Zimbabve bağlamı, genellikle TV, Radyo ve yazılı basın gibi tek yönlü olan kitle iletişimi egemenliği altındadır. Farklı kitlelere yönelik farklı iletişim kanallarının kullanımı kitlelere ulaşmak için farklı aktörlerin araştırmaları ile ön plana çıkmaktadır. Web siteleri ve sosyal medya sayesinde STK’lar ve HDÖ’ler geniş bir kitleye ulaşma ve iki yönlü iletişimi mümkün kılan diyalog özelliklerini belirleme potansiyeline sahiptir.

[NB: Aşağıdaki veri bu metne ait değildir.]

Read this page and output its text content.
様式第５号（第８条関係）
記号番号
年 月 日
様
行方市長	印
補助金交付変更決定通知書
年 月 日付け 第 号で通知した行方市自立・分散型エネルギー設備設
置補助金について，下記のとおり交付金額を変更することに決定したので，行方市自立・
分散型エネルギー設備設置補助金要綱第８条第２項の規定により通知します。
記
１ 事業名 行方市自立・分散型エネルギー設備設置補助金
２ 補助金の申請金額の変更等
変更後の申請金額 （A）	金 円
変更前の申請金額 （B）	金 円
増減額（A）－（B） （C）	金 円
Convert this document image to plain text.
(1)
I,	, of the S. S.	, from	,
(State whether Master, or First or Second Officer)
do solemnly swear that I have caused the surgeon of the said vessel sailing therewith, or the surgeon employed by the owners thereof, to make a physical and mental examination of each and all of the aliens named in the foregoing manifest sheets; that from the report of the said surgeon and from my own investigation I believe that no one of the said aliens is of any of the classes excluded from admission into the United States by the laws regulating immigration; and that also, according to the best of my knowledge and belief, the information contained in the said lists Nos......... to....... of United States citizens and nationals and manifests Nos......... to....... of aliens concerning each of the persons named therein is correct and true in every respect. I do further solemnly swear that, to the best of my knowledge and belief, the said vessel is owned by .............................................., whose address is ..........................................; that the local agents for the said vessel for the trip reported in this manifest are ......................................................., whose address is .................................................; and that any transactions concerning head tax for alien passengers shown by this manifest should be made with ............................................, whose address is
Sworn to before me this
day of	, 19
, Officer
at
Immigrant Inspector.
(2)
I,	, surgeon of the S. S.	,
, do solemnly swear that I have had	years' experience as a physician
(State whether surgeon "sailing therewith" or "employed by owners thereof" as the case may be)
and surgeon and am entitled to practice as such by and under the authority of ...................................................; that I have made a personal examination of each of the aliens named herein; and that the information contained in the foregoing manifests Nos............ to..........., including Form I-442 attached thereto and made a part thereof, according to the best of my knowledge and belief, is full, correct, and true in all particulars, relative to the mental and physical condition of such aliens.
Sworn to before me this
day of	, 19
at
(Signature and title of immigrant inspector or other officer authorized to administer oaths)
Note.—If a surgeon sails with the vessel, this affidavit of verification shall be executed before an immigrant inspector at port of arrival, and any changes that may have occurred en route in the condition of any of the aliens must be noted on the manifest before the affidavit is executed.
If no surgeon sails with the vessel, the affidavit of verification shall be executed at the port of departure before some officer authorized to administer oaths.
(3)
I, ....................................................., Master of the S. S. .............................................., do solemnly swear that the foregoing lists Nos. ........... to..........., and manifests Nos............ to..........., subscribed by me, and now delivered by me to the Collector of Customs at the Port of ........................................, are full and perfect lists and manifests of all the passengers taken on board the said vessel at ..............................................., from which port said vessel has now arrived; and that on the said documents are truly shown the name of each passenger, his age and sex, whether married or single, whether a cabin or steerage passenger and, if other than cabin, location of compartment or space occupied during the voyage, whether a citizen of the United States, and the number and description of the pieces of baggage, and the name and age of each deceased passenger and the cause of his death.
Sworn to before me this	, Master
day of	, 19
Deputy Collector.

Televizyon ve radyo gibi geleneksel ICT’ler egemen olsa da Zimbabve’de yapılan 2013 seçimleri sosyal medya şeklindeki yeni ICT’lerin potansiyel yıkıcı etkisine örnek teşkil etmiştir. Zimbabve’de mobil teknolojilerin gelişmesi vatandaşlar ile hükümetler arasındaki ilişkiyi tamamen değiştirmiştir. Vatandaşlar artık daha “bağlı” olsalar da bu yakınlık, tek yönlü iletişim olarak kaldığı sürece hiçbir anlam ifade etmemektedir. Web siteleri, vatandaşlar hükümet ve diğer paydaşlarla iletişim kurabildikleri için, iki yönlü iletişim fırsatı tanır. Bu paradigma kayması demokrasi ve yoksulluk için çok sayıda sonucu beraberinde getirmektedir.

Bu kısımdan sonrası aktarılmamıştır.